Hello,
        Recently I've come across a certain GC/FFI-related problem. I've 
googled a 
bit, but didn't find anything specific.
        I'm running certain simulations, which tend to allocate a lot of 
garbage in 
memory. Since this causes the OOM-killer to kill my simulation at 98% 
completion, I used the -M switch, and all was well.
        But because my simulation results are fairly big, I needed to compress 
them 
with bz2 before sending them over the network. So I used bzlib.
        Now this took an odd turn, because the simulation started crashing with 
out-of-memory errors _after_ completing (during bz2 compression). I'm fairly 
certain this is a GC/FFI bug, because increasing the max heap didn't help. 

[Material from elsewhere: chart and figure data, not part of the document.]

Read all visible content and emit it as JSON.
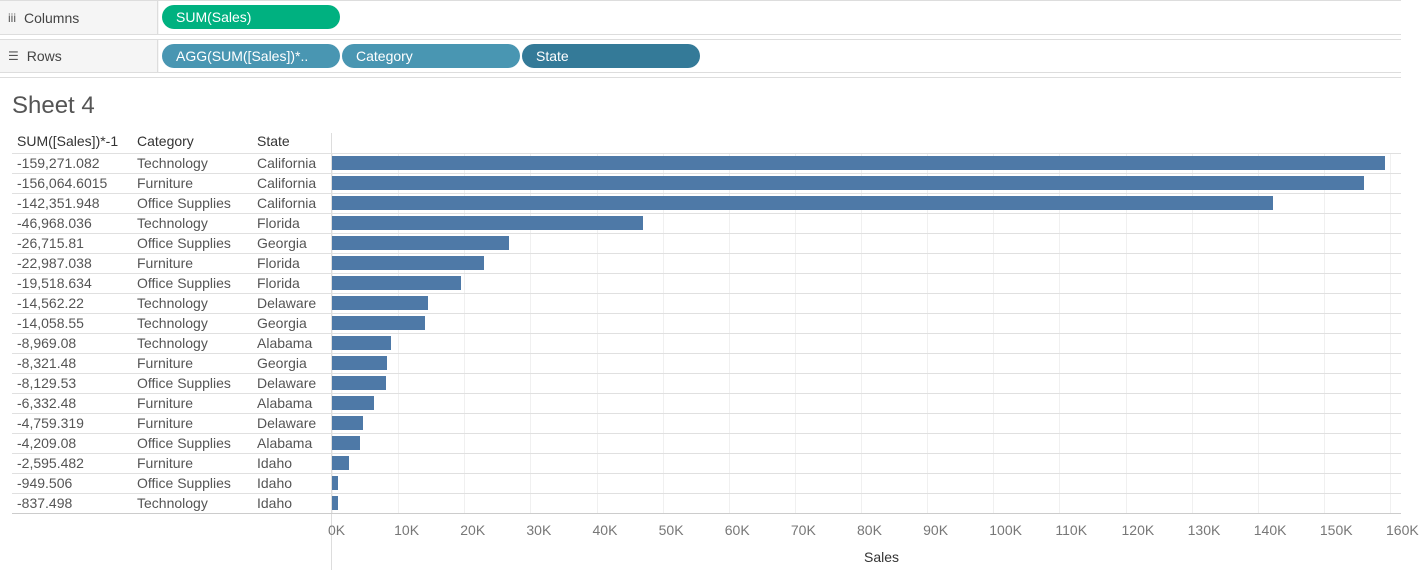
{
  "shelves": {
    "columns": {
      "label": "Columns",
      "icon": "columns-icon",
      "pills": [
        {
          "label": "SUM(Sales)",
          "color": "#00b180"
        }
      ]
    },
    "rows": {
      "label": "Rows",
      "icon": "rows-icon",
      "pills": [
        {
          "label": "AGG(SUM([Sales])*..",
          "color": "#4996b2"
        },
        {
          "label": "Category",
          "color": "#4996b2"
        },
        {
          "label": "State",
          "color": "#347a98"
        }
      ]
    }
  },
  "sheet_title": "Sheet 4",
  "headers": [
    "SUM([Sales])*-1",
    "Category",
    "State"
  ],
  "chart_data": {
    "type": "bar",
    "orientation": "horizontal",
    "xlabel": "Sales",
    "xlim": [
      0,
      160000
    ],
    "xticks": [
      "0K",
      "10K",
      "20K",
      "30K",
      "40K",
      "50K",
      "60K",
      "70K",
      "80K",
      "90K",
      "100K",
      "110K",
      "120K",
      "130K",
      "140K",
      "150K",
      "160K"
    ],
    "grid": true,
    "bar_color": "#4e79a7",
    "rows": [
      {
        "neg": "-159,271.082",
        "category": "Technology",
        "state": "California",
        "value": 159271.082
      },
      {
        "neg": "-156,064.6015",
        "category": "Furniture",
        "state": "California",
        "value": 156064.6015
      },
      {
        "neg": "-142,351.948",
        "category": "Office Supplies",
        "state": "California",
        "value": 142351.948
      },
      {
        "neg": "-46,968.036",
        "category": "Technology",
        "state": "Florida",
        "value": 46968.036
      },
      {
        "neg": "-26,715.81",
        "category": "Office Supplies",
        "state": "Georgia",
        "value": 26715.81
      },
      {
        "neg": "-22,987.038",
        "category": "Furniture",
        "state": "Florida",
        "value": 22987.038
      },
      {
        "neg": "-19,518.634",
        "category": "Office Supplies",
        "state": "Florida",
        "value": 19518.634
      },
      {
        "neg": "-14,562.22",
        "category": "Technology",
        "state": "Delaware",
        "value": 14562.22
      },
      {
        "neg": "-14,058.55",
        "category": "Technology",
        "state": "Georgia",
        "value": 14058.55
      },
      {
        "neg": "-8,969.08",
        "category": "Technology",
        "state": "Alabama",
        "value": 8969.08
      },
      {
        "neg": "-8,321.48",
        "category": "Furniture",
        "state": "Georgia",
        "value": 8321.48
      },
      {
        "neg": "-8,129.53",
        "category": "Office Supplies",
        "state": "Delaware",
        "value": 8129.53
      },
      {
        "neg": "-6,332.48",
        "category": "Furniture",
        "state": "Alabama",
        "value": 6332.48
      },
      {
        "neg": "-4,759.319",
        "category": "Furniture",
        "state": "Delaware",
        "value": 4759.319
      },
      {
        "neg": "-4,209.08",
        "category": "Office Supplies",
        "state": "Alabama",
        "value": 4209.08
      },
      {
        "neg": "-2,595.482",
        "category": "Furniture",
        "state": "Idaho",
        "value": 2595.482
      },
      {
        "neg": "-949.506",
        "category": "Office Supplies",
        "state": "Idaho",
        "value": 949.506
      },
      {
        "neg": "-837.498",
        "category": "Technology",
        "state": "Idaho",
        "value": 837.498
      }
    ]
  }
}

Moving the bz2 compression to a separate process provided a reasonable 
solution.
        What I think is happening is that after the simulation completes, 
almost all 
of the available memory (within the -M limit) is filled with garbage. Then I 
run bzlib which tries to allocate more memory (from behind FFI?) to compress 
the results, which in turn causes an out-of-memory error instead of 
triggering a GC collection.
        I'm writing to ask if this is a known/fixed issue. I'm using ghc 
6.10.3, 
bzlib 0.5.0.0. If this is something new then I'll try to come up with a small 
program which demonstrates the problem.